É evidente que não é em uma tal sociedade que pode realizar-se aquela comunhão simpática do eu e do tu, constitutiva de uma existência autêntica. A comunhão é para Marcel um fato «privado», o encontro de dois indivíduos que se dá fora das relações sociais institucionalizadas, é a presença do outro «que se revela imediatamente e de modo irrecusável em um olhar, um sorriso, uma inflexão, um aperto de mão». A prova de que a comunhão nada tem que ver com a sociedade constituída, está no fato de aquela poder até prolongar-se para além da vida, e constituir-se em relação aos mortos, pois «depende de nós, de certo modo, que os mortos vivam ou não na nossa recordação». Há para Marcel uma comunidade, diferente da sociedade, na qual os seres, sem se aglomerarem mecanicamente, constituem, pelo contrário, um todo que os transcende, e esta comunidade é a igreja, já que a religião «é exatamente o contrário de uma técnica». Uma tal comunidade é possível só porque alguns indivíduos «conseguiram preservar em si próprios aquela espécie de paládio a que toda a técnica como tal se opõe, e que só podemos designar por alma». Não explica Marcel se a igreja de que fala é uma igreja puramente ideal, vivendo «in interiore homine», ou a igreja confessional histórica, com estruturas jurídicas definidas, com os seus dogmas, os seus ritos, a sua hierarquia. Mas não sofre dúvida, no entanto, que ele contrapõe a uma civitas terrena, reino mundano do ter, uma civitas Dei, reino do Ser e do mistério. Também aqui, portanto, uma concepção rigorosamente dualística, que não admite acordo ou compromissos. De um ao outro estádio não há desenvolvimento gradual, passa-se sim mediante um salto qualitativo. Neste mundo, na sociedade histórica, não há salvação para o homem contra a «exorbitância da ideia de função», para que tende a civilização atual. Só dentro de si, na intimidade da consciência, o homem pode conservar a sua liberdade espiritual, e só fora das relações e das instituições sociais, em um encontro direto entre indivíduos, ele pode estabelecer com os seus semelhantes relações de comunhão autêntica.

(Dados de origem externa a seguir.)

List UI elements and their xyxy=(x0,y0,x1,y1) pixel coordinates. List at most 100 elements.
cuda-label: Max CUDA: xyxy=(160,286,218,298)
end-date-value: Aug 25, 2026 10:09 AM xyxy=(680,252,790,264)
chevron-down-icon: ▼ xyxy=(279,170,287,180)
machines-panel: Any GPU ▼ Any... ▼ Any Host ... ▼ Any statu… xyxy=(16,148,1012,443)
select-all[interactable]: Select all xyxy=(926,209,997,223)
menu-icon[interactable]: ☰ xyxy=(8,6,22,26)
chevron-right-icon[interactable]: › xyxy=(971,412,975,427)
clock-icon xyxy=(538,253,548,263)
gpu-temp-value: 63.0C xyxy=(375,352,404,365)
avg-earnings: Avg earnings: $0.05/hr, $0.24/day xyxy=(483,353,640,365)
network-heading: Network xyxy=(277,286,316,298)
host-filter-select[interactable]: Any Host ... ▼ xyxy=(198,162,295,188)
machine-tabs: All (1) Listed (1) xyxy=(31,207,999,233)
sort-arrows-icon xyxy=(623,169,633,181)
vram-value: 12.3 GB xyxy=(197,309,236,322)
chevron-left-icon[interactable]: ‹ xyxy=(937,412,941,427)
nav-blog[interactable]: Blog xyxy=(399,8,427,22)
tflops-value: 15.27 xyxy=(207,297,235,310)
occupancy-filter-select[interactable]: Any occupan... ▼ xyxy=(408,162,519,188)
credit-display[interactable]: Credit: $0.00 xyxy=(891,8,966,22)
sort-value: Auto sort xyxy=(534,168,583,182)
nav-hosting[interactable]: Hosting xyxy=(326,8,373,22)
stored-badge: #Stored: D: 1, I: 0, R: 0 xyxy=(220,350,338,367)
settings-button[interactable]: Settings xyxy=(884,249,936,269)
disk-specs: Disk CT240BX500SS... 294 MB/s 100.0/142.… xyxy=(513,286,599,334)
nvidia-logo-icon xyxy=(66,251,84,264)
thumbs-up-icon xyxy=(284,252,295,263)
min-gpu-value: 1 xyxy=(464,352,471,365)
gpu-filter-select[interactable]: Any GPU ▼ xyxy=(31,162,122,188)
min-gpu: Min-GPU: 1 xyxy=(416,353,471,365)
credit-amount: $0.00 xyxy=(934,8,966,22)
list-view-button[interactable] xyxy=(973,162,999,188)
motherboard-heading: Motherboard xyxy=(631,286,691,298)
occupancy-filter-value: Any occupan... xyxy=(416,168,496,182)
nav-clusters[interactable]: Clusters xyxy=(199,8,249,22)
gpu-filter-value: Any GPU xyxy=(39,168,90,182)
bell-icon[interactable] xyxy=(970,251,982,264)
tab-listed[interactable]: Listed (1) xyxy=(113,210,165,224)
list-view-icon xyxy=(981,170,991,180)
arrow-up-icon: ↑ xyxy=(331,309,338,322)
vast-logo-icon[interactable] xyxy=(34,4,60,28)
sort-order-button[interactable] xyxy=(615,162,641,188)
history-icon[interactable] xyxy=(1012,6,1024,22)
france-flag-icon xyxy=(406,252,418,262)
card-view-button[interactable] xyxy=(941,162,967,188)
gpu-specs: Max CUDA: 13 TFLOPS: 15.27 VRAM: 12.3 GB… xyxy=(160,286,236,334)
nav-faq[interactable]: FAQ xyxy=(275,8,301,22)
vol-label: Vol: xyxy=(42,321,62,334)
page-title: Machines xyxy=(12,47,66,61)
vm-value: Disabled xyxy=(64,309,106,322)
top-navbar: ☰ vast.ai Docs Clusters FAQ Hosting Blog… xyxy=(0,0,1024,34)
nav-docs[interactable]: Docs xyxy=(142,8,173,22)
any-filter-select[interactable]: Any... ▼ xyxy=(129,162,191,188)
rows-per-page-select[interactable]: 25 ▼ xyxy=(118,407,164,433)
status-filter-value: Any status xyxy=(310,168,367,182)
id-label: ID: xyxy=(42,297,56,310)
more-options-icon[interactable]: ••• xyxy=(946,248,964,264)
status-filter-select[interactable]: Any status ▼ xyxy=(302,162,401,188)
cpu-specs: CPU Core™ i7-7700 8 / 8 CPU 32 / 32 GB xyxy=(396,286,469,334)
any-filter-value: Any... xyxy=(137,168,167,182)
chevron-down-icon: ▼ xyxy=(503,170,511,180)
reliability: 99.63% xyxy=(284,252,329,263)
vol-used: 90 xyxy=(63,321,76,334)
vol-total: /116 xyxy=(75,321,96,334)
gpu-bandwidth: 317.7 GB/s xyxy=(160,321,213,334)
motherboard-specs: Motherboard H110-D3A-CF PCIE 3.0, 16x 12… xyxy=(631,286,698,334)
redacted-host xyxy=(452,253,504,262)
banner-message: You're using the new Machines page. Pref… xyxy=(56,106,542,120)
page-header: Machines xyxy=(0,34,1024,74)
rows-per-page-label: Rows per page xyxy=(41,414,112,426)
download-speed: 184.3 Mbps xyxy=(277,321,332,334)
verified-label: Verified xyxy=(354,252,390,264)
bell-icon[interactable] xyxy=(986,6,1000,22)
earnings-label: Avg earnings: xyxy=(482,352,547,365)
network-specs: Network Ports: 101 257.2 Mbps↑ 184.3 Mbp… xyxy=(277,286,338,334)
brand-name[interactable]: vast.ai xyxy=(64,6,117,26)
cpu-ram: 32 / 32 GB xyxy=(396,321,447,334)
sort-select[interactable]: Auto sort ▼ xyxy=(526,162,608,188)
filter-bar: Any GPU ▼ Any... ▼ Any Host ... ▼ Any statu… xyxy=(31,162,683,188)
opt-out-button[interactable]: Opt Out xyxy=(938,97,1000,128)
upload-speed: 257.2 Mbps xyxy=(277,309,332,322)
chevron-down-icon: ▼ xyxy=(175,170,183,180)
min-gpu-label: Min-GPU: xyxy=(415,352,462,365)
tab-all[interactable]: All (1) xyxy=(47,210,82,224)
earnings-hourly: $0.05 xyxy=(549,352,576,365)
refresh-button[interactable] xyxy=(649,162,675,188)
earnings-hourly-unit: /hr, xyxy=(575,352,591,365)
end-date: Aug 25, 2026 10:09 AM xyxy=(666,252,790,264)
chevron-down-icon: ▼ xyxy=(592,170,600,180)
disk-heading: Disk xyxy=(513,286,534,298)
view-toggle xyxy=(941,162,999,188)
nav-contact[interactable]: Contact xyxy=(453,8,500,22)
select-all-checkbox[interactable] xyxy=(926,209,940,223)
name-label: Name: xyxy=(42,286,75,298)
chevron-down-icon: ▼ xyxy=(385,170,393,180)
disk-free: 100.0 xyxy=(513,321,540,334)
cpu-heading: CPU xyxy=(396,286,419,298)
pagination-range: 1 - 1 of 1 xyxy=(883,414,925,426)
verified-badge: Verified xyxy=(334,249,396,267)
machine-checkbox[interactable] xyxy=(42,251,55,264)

Nalgumas obras posteriores — Homo viator, de 1944, e Le déclin de la Sagesse, de 1953, sem se afastar da linha já traçada, Marcel prossegue o combate contra a hipertrofia das técnicas, reivindicando a proeminência dos valores mais refinadamente humanos, que emergem da capacidade criadora inesgotável do espírito do homem. E é difícil negar que se trata de um combate justo.